Войдя в царскую палату, бояре и думные дьяки встали всяк на своё место у трёх пристенных широких скамей. У отдельной скамьи перед троном государевым указали быть Аввакуму и потному, бритощекому послу с брюхом, яко дышащий холм, упиханный в узкий синий камзол.

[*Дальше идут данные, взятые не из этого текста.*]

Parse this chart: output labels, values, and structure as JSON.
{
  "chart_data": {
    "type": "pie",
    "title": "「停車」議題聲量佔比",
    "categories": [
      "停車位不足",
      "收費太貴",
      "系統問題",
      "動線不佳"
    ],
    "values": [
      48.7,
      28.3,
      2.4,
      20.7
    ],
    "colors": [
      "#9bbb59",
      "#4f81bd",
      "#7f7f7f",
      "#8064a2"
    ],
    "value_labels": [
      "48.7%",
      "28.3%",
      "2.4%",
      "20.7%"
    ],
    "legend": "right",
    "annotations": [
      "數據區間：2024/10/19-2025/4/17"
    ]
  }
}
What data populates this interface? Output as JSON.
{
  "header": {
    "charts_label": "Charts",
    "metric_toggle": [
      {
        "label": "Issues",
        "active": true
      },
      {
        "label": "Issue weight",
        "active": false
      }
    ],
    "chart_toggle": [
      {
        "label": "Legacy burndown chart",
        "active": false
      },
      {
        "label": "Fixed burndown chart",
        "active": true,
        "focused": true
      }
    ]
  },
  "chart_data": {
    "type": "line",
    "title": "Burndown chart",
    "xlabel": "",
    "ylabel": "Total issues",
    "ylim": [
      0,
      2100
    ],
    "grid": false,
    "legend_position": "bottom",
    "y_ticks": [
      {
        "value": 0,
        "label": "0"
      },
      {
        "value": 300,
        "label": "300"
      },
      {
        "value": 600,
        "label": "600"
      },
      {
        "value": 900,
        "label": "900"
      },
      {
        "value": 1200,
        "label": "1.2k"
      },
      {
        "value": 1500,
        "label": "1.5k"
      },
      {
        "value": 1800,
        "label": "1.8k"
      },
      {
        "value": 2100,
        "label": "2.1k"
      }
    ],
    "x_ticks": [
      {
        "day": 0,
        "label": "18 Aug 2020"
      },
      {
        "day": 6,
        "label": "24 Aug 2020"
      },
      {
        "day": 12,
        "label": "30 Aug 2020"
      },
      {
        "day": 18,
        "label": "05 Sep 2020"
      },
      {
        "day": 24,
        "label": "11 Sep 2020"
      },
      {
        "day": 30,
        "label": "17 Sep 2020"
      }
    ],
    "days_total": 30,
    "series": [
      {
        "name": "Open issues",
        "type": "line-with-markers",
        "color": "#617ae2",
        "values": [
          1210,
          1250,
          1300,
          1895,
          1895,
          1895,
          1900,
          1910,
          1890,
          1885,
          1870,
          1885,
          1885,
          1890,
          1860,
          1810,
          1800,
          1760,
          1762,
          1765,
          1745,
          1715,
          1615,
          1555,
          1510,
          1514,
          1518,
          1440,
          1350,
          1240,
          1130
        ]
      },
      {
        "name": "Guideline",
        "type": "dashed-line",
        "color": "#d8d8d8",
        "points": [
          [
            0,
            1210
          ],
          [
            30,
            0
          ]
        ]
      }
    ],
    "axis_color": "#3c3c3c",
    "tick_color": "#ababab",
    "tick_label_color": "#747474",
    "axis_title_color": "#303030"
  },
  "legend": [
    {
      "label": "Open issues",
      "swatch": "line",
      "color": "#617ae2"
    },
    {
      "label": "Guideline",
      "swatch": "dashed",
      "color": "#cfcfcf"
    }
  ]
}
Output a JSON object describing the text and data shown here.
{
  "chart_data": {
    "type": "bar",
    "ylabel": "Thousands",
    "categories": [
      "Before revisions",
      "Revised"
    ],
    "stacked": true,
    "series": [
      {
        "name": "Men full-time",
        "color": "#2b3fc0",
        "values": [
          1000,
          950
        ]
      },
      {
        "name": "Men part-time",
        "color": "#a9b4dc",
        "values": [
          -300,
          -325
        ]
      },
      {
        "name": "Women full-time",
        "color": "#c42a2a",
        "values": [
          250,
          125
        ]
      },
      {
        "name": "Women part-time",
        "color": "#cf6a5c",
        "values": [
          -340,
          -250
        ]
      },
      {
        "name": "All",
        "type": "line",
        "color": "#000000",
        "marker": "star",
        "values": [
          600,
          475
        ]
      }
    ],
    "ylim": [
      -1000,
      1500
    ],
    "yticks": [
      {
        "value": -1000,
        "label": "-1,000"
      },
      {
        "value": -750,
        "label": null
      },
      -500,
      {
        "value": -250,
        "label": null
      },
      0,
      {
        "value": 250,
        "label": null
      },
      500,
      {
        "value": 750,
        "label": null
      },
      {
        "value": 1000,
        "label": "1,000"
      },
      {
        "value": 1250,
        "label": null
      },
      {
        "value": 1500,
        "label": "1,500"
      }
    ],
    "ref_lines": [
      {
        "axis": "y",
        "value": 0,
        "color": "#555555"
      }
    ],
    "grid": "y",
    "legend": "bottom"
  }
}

Ждали недолго. Алексей Михайлович появился из двери позади трона, в шапке монаршей, с державой и скипетром в руках. За ним шли юноши – рынды. Не сразу было узнать его протопопу: вот так-то, в торжественном наряде, да вблизи не видывал царя прежде, и возмужал государь за долгие десять лет. Раньше пухлое лицо теперь подтянулось, отвердели губы и загустела русая борода, а печально-виноватые глаза, повидавшие поле брани, победы и поражения, строго, по-ястребиному глядели из-под опуши собольей шапки с навершным из жемчужных бусин крестом.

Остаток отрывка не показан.